Relationships are just like plants and trees – nurtured well, they can grow strong from their delicate beginnings, flourish in the growing season, and ultimately be able to weather the storms, wind and rain.
Each ingredient for thriving relationships plays it’s part from root to tip, to support the transition of sapwood to heartwood.
So here’s my complete relationship model, with each ingredient playing its part — and together, they form a whole greater than the sum of its parts – Heartwood.
1. Sense of Self
Healthy relationships start at the roots, with a healthy relationship with yourself. Sense of Self is knowing your values, strengths, and boundaries — and having the confidence to express them with authenticity. When we understand who we are, we can meet others without losing ourselves in the process. We’re also able to value the uniqueness and complimentary characteristics they bring.
2. Safety
Emotional and psychological safety is the bedrock of trust. It’s knowing you can speak openly without fear of judgement, ridicule, or reprisal. Safety allows vulnerability to be met with care, mistakes to be handled with understanding, and differences to be discussed with respect.
3. Support
Support is at the centre of the tree, providing the scaffolding of how we stand alongside each other through challenges and celebrate each other’s wins. It’s not about doing everything for someone else, but about being present, dependable, and encouraging in ways that meet their needs.
4. Sanctuary
Every relationship needs spaces where both people can rest and recharge. Sanctuary is that sense of calm and comfort that comes from being with someone who accepts you fully — a place where you can take off the “armour” of daily life and just be.
5. Sharing
Sharing is more than splitting responsibilities or resources — it’s about exchanging time, experiences, and parts of yourself. It’s what the outside world experiences throughout the seasons – the shelter and the fruits. It’s a choice to be open, to offer pieces of your inner world, and to receive the same in return. Through sharing, relationships deepen and trust grows.
6. Synchronicity
Synchronicity is alignment — finding a rhythm that works for people while valuing each other’s individuality. This is the place where conflict leads to considerate outcomes, where differences and diversity are valued. It’s about shared goals, mutual understanding, and the ability to adapt together when life changes course.
Bringing it all together
These six ingredients are interconnected. Without Sense of Self, boundaries blur. Without Safety, openness fades. Without Support, connection weakens. Without Sanctuary, rest is missing. Without Sharing, trust stalls. Without Synchronicity, progress becomes misaligned.

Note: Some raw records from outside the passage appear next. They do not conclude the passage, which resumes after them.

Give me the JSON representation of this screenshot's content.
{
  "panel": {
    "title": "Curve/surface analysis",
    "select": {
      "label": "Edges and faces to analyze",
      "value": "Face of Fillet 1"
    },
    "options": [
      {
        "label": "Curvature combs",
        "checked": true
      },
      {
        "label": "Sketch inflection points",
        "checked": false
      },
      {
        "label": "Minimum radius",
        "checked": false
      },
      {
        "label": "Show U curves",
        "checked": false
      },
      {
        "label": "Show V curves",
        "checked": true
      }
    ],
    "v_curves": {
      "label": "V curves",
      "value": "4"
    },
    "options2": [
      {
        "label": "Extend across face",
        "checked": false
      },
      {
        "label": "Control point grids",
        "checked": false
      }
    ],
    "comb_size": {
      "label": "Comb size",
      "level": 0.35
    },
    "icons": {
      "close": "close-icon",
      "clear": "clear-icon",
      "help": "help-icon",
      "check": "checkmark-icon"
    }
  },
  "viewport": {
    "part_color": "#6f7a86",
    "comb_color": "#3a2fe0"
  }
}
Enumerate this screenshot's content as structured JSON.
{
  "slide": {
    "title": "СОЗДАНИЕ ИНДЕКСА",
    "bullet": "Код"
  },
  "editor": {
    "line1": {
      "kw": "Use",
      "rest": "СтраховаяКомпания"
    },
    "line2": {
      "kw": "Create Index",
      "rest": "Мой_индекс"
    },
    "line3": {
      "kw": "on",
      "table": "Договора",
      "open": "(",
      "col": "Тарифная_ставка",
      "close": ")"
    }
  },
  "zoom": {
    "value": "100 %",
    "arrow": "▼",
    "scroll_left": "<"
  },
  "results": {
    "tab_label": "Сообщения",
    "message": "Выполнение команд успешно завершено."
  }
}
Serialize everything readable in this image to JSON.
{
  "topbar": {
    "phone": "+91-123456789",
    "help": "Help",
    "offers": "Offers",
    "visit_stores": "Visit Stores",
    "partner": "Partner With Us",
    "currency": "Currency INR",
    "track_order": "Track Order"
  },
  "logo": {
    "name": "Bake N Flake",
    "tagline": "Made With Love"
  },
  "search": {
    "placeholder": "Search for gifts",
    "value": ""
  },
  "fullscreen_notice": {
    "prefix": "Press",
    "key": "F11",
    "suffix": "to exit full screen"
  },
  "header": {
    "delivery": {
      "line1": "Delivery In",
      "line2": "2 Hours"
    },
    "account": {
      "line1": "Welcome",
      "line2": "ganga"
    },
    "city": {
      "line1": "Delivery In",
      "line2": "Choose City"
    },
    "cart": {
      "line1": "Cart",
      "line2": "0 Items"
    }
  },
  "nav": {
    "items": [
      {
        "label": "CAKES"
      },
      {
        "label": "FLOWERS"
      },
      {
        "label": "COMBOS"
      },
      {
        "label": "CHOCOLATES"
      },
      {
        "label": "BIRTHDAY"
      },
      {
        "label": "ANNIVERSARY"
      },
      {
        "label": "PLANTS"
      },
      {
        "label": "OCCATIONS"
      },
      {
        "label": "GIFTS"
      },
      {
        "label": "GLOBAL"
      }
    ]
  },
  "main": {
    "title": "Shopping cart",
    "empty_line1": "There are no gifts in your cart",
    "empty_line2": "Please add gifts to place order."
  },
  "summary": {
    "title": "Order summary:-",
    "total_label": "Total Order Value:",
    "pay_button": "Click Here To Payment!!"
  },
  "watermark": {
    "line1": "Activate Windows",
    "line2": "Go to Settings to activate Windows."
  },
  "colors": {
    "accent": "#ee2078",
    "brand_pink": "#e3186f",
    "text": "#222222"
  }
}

When all six are present, relationships gain resilience — the ability to withstand strain, recover from challenges, and continue growing.
A moment to reflect
Here are six sets of questions to help you check the strength of each ingredient in your own relationships:
- Sense of Self → How clearly do I understand and communicate my values and needs? How do help others to truly be themselves?
- Safety → Do I feel heard and respected when I speak openly? What do I do to create the environment for those around me to be vulnerable?
- Support → Am I offering and receiving support in ways that truly help? How do I create interdependence?
- Sanctuary → Do we have moments of calm, comfort, and restoration together? What do I need for renewal, and do I encourage this for others?
- Sharing → What am I currently sharing — and what could I share more of? What experiences can I create for us to share more laughter, joy and innovation together?
- Synchronicity → Are we moving in a shared direction while honouring our differences? How do we approach conflict and difference together in a mutually respectful way?